"Vejo esperança nos milhões de americanos que saem às ruas"
11 de junho de 2020O cineasta americano Spike Lee conversou com a DW de seu apartamento no Brooklyn, via Zoom, sobre seu novo filme, Destacamento Bloods, que estreia na Netflix nesta sexta-feira (12/06).
O filme conta a história de soldados afro-americanos que lutaram pelos Estados Unidos no Vietnã – uma trama que muitas vezes esquece os negros do país. "Nunca nos ensinaram que George Washington, o primeiro presidente dos EUA, possuía 123 escravos."

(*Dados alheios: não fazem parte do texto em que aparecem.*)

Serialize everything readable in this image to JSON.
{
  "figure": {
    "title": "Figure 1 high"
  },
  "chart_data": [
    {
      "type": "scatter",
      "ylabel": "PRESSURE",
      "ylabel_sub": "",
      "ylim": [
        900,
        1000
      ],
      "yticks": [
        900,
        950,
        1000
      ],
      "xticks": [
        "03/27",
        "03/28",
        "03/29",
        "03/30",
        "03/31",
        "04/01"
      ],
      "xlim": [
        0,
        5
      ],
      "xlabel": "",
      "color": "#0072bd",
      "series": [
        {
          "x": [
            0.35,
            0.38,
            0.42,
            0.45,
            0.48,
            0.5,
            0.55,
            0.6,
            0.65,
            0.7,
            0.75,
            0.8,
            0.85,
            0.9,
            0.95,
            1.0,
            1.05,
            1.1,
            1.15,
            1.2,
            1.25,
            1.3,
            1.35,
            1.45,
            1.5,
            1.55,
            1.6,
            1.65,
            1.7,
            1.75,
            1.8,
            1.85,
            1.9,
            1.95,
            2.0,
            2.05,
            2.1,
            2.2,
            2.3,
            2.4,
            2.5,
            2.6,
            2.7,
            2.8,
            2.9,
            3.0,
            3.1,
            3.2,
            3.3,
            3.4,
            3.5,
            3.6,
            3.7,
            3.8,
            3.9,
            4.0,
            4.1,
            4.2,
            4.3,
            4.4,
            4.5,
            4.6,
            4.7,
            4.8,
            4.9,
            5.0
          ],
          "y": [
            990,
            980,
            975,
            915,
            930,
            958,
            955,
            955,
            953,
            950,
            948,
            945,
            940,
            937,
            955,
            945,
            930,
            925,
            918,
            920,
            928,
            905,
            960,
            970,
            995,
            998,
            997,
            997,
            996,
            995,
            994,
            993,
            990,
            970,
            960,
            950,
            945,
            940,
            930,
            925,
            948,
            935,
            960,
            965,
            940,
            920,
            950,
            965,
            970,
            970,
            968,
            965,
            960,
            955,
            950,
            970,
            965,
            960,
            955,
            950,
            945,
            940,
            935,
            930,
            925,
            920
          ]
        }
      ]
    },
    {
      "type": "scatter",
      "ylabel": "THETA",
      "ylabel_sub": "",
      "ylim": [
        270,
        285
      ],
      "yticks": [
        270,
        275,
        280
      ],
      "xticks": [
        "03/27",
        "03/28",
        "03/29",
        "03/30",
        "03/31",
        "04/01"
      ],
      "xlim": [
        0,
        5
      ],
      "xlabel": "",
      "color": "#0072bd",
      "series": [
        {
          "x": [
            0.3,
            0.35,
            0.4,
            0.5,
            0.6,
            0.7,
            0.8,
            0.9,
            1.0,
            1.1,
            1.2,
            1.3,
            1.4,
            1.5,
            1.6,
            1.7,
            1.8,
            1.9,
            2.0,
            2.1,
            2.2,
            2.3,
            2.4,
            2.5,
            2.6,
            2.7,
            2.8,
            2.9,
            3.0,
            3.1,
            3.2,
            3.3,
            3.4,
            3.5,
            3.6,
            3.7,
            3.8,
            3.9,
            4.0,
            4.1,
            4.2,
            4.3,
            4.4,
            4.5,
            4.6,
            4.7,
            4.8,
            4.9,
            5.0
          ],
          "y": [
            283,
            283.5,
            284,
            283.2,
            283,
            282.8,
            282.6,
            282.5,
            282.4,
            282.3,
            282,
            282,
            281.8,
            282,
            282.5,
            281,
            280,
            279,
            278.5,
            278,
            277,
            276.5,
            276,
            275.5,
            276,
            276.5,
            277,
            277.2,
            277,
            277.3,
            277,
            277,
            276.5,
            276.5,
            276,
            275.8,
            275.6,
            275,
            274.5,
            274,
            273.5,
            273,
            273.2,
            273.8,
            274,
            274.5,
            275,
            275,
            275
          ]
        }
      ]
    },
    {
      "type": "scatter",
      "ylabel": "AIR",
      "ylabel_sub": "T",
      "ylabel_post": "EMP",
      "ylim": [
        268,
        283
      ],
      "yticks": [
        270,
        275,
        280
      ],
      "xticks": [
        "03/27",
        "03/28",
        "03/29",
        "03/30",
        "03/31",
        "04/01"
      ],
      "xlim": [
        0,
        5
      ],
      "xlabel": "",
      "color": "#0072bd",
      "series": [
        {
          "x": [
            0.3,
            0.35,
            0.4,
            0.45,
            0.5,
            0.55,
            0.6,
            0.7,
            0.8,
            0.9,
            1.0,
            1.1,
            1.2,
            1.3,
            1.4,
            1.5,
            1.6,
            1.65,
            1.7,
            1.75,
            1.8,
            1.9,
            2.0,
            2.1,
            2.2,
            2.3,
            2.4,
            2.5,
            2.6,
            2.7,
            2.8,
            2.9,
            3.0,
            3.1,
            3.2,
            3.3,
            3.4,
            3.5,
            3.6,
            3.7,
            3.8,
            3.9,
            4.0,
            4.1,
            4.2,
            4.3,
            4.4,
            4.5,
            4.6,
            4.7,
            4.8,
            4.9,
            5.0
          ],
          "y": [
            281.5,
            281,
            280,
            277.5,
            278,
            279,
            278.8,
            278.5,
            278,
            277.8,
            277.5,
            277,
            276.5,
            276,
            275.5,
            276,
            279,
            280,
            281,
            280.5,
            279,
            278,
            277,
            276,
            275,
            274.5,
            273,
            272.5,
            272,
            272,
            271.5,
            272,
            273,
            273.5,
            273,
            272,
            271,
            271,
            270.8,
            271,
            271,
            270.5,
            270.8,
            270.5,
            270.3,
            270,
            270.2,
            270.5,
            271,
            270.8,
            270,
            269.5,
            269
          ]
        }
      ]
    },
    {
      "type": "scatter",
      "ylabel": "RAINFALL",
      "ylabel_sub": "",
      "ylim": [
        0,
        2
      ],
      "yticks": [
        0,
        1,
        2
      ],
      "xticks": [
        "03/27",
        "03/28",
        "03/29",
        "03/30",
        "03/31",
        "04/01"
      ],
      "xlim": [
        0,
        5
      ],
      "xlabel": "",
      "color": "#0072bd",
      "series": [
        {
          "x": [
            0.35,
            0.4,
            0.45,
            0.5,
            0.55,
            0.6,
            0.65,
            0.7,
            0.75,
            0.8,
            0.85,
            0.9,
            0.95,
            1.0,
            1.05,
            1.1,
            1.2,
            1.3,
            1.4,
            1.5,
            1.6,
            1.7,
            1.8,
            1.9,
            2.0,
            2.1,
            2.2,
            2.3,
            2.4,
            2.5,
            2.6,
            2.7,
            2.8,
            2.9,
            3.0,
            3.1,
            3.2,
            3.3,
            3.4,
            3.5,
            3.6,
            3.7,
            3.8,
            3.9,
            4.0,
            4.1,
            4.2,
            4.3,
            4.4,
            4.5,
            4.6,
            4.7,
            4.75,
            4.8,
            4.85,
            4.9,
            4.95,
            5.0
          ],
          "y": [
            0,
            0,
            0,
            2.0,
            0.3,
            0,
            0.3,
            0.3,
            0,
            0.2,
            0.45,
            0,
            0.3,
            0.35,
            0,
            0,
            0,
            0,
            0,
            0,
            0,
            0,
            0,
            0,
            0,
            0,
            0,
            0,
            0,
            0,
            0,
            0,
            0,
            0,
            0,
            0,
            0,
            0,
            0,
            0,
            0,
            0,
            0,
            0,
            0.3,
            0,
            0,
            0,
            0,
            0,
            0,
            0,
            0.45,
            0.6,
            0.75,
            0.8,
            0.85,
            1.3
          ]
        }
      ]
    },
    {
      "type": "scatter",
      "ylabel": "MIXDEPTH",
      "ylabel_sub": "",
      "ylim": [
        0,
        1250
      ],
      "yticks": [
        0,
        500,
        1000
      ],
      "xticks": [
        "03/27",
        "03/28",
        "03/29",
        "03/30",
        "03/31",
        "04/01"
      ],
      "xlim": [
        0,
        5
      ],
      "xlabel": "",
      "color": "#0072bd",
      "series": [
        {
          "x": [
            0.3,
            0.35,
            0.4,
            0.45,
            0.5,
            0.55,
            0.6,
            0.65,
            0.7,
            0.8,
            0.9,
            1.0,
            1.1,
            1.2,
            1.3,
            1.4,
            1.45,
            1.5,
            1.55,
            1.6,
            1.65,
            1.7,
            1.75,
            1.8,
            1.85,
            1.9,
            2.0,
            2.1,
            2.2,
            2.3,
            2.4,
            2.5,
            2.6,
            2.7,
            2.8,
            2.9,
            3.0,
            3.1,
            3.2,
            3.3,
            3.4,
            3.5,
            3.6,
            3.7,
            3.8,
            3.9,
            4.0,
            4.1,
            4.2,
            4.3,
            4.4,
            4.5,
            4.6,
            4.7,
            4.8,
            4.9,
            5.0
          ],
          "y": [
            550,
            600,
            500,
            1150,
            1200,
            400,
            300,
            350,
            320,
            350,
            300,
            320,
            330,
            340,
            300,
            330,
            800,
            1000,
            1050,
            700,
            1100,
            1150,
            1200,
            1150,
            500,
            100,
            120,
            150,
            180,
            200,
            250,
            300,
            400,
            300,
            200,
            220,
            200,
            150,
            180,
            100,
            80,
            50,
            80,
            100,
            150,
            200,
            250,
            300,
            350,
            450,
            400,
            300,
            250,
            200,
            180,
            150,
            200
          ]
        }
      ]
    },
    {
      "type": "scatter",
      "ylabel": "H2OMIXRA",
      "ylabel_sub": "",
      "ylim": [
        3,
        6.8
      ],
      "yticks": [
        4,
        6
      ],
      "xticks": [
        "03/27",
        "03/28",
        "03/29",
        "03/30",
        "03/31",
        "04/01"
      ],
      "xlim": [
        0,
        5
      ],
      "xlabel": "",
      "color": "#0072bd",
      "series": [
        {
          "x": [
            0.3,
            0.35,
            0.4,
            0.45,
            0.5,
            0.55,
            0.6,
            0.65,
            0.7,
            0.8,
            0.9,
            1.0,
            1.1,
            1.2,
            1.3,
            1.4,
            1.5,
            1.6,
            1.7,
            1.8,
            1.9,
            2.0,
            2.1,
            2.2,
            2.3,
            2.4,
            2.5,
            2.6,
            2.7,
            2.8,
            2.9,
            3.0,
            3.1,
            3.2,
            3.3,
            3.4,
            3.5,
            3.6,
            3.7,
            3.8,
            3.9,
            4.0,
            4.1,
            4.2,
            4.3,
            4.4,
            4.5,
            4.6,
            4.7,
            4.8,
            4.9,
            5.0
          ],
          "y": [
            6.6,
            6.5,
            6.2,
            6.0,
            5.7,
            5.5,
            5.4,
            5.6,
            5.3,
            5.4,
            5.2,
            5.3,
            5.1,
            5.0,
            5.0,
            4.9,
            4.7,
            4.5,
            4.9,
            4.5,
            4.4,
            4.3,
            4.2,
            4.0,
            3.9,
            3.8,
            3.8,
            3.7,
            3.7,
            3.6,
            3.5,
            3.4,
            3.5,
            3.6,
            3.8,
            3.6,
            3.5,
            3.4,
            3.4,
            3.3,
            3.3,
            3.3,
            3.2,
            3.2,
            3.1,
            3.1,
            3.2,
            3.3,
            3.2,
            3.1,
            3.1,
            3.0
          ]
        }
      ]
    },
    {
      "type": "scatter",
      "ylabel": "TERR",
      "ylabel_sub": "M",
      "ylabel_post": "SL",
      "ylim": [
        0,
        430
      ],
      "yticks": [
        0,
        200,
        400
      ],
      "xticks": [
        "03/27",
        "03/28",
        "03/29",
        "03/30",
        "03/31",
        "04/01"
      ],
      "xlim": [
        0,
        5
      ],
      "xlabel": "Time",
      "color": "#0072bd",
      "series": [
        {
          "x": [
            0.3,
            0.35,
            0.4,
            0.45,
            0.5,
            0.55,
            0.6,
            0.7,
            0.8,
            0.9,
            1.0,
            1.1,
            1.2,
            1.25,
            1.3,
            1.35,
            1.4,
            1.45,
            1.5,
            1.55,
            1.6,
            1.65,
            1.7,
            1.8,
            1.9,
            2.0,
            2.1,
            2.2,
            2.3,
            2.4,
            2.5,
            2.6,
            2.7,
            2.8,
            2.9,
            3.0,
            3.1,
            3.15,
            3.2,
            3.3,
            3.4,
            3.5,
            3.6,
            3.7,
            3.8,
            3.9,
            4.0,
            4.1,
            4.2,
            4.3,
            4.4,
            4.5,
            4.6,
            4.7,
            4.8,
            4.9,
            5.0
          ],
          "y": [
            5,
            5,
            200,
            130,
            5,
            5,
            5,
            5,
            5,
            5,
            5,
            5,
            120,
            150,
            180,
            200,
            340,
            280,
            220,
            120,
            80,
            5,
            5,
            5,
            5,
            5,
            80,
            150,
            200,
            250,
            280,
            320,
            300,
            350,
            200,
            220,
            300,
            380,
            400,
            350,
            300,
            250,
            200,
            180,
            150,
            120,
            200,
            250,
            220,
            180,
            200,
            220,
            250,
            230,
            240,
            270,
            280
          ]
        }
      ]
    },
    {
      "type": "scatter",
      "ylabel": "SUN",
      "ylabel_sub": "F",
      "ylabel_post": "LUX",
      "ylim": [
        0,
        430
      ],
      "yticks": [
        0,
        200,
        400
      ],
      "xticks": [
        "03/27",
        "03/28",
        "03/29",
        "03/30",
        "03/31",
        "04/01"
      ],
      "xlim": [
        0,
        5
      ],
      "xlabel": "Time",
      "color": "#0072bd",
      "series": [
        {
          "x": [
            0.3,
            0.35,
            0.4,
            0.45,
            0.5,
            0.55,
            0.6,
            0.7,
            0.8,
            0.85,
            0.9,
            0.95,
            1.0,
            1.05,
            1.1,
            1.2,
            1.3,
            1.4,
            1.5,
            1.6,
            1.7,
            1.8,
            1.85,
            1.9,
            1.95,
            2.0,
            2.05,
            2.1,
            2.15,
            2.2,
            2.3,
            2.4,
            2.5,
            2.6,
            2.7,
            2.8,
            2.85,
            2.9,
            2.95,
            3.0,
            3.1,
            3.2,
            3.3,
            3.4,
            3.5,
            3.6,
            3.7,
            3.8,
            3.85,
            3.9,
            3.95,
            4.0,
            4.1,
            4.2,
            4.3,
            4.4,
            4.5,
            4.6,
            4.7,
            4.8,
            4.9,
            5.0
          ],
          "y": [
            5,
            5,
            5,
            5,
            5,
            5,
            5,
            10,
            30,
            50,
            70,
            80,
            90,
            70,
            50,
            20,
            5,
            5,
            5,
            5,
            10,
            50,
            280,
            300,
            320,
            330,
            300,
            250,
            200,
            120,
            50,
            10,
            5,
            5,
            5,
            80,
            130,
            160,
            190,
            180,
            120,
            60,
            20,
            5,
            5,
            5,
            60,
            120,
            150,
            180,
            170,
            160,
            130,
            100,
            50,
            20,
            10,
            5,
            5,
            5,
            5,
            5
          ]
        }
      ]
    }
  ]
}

O diretor prevê ainda que Donald Trump será "o pior presidente da história dos Estados Unidos", mas diz ter esperança "com os milhões de americanos que saem às ruas" atualmente – e se sentirá ainda "mais esperançoso no dia 4 de novembro, um dia após a eleição presidencial", afirma.
DW: Quero falar sobre seu novo filme, Destacamento Bloods; mas primeiro temos que conversar sobre George Floyd. Outro americano negro desarmado, morto durante ação policial.
Spike Lee: O que vimos no vídeo!
Qual foi sua primeira reação quando viu o vídeo da morte de George Floyd?
Tive a impressão de um déjà-vu: com Eric Garner [morto pela polícia em 17 de julho de 2014]. Eu fiz um filme sobre o tema: Faça a coisa certa (1989) foi baseado no assassinato na vida real do grafiteiro Michael Stewart [em 15 de setembro de 1983]. E então comecei a pensar em todas aquelas outras pessoas negras sendo mortas, não apenas por estrangulamento, em todos aqueles sendo baleados.
Isso continua acontecendo, há décadas, há séculos. O que, na sua opinião, tem que ser feito para impedir que isso aconteça de novo e de novo e de novo?
Estamos começando aqui nos EUA, onde americanos, não apenas americanos pretos e pardos, os brancos americanos, minhas irmãs e irmãos brancos, estão saindo às ruas e se juntando a nós, de braços dados, dizendo que isso precisa acabar.
E existe um apelo nacional por mudanças dentro desses departamentos policiais, em todo o país. Temos que fazer algo com eles, eles precisam de reformas. Mudanças precisam acontecer na maneira como o policiamento é realizado nos Estados Unidos da América.
Quanta culpa você coloca no homem lá em cima, o presidente Trump, o homem que você chama de Agente Laranja?
Por que você o chama assim em vez de mim [o homem lá em cima]? Só estou brincando, eu sei que você quer que eu fale sobre isso. O "Agente Laranja" vai ser o pior presidente da história dos Estados Unidos.
E é engraçado agora ver seus aliados, esses generais e políticos que estão lentamente começando a se afastar dele, porque eles podem ver os sinais dos tempos e não querem entrar para a história ligados a esse cara, ser descritos como aqueles no lado errado da história. Definitivamente do lado errado.
A história, é claro, é uma grande parte do seu novo filme, Destacamento Bloods. Por que você quis contar a história dos soldados afro-americanos no Vietnã?
Bem, houve filmes com soldados afro-americanos, filmes do Vietnã. E [em Destacamento Bloods] eu faço uma homenagem ao meu favorito, Apocalypse Now. Laurence Fishburne tinha 14 anos quando atuou nesse filme! Mas eu só queria contar as histórias deles.
Afro-americanos lutaram em todas as guerras travadas pelos EUA.
De fato, o primeiro americano a morrer [no Massacre de Boston em 1770] foi um homem negro chamado Crispus Attucks.
Algo que você mostra no seu filme. Mas os afro-americanos foram deixados de fora de quase todos os filmes de guerra de Hollywood. O que você acha que isso significou para a ideia americana de sua própria história?
Eles não estão escutando a história verdadeira. E muito disso começa com a educação, senhor. Quando eu, como muitas crianças, quando vamos à escola, aprendemos que George Washington nunca contou uma mentira. O primeiro presidente dos Estados Unidos, ele cortou a cerejeira [de seu pai] e admitiu isso [ao ser indagado pelo pai]. Nunca nos ensinaram que George Washington, o primeiro presidente dos EUA, possuía 123 escravos. Eles deixaram isso de fora! De propósito!
Faz 31 anos desde que você dirigiu Faça a coisa certa e estamos vendo a mesma coisa acontecendo novamente nas ruas. Onde você vê esperança para o futuro?
A esperança que vejo é com os milhões de americanos que saem às ruas, com eles dizendo que já chega: vejo esperança. E me sentirei mais esperançoso no dia 4 de novembro, um dia após a eleição presidencial.